You will never realize how much of a pain it is to get to somewhere as simple as the beach until you have seen Fort Tilden, an indie dark comedy from first time writer-directors Sarah Violet-Bliss and Charles Rogers. Bliss and Rogers have together constructed a film that seems to be an awkward mash-up of Comedy Central’s Broad City and HBO’s Girls—and, honestly, I could stop right there because once you imagine that, you’ve basically seen the whole film.
Hey, let’s talk to these guys. They don’t seem like terrible
Allie and Harper are friends and roommates who, after meeting two guys who are going to Fort Tilden beach the next day, decide to follow them there—on bikes. This involves Allie (played by Clare McNulty) calling in sick for an important meeting between her and the Peace Corps, as well as Harper (played by Bridley Elliot, sister of SNL alum Abby Elliot) finding her independence. This is the entire movie in a nutshell but surprisingly, these actresses offer laughs as they grow up along their hellish ride.

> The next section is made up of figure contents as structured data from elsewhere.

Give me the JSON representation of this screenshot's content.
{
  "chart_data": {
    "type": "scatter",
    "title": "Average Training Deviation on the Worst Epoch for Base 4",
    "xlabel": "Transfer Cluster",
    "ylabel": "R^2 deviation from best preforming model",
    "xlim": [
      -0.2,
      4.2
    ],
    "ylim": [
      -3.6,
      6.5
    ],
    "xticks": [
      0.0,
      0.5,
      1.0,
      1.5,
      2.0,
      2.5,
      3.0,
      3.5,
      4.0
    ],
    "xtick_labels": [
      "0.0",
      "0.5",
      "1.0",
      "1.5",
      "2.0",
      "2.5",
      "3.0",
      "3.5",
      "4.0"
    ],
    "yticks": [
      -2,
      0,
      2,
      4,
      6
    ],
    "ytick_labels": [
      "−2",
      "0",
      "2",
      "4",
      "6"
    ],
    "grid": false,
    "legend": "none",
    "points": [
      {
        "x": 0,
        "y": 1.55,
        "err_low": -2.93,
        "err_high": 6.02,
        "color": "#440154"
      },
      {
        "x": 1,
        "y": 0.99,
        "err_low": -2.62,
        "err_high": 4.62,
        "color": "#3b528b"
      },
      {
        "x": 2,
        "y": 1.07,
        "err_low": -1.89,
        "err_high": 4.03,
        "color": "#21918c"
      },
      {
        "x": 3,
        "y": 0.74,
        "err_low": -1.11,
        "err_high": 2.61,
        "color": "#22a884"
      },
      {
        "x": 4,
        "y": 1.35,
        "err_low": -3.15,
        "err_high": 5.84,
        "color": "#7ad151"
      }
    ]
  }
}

McNulty and Elliot work well together and both definitely show they can be good comedic actresses in what is the first feature film for both actors. They are committed to their roles, they are smart when they need to be, ditzy at other times, and they are not afraid to succumb to the weird tone of the film. They are the reason to see this movie and I can easily imagine both actors will go onto doing good work in other comedies.
Despite McNulty and Elliot’s strong showing in Fort Tilden, I can only imagine this movie will mostly appeal to those who love HBO’s Girls, which immediately came to mind while watching Fort Tilden. It truly does take the structure of Broad City, stretches it to ninety minutes, and then gives it the tone and humor of a dark comedy by making both the main characters and world they inhabit much more edgy. Overall, it turns out to be a sometimes funny, oftentimes fearless, but ultimately too long, comedy. There are some scenes that dragged for me, but I was consistently smiling and interested in how far they were going with certain ideas and humor. I didn’t expect most of the film’s events to happen, which surprised me and ultimately made me laugh. Though there is a part of me that feels the film might have worked better as a thirty-minute sitcom, yet it works fine as a feature film.
Judging by the trailer, if this looks like something you’d like, then you will probably enjoy it fine. It’s well acted and well shot but I would not be surprised if the primary reason for making this film was to get jobs on HBO comedy shows.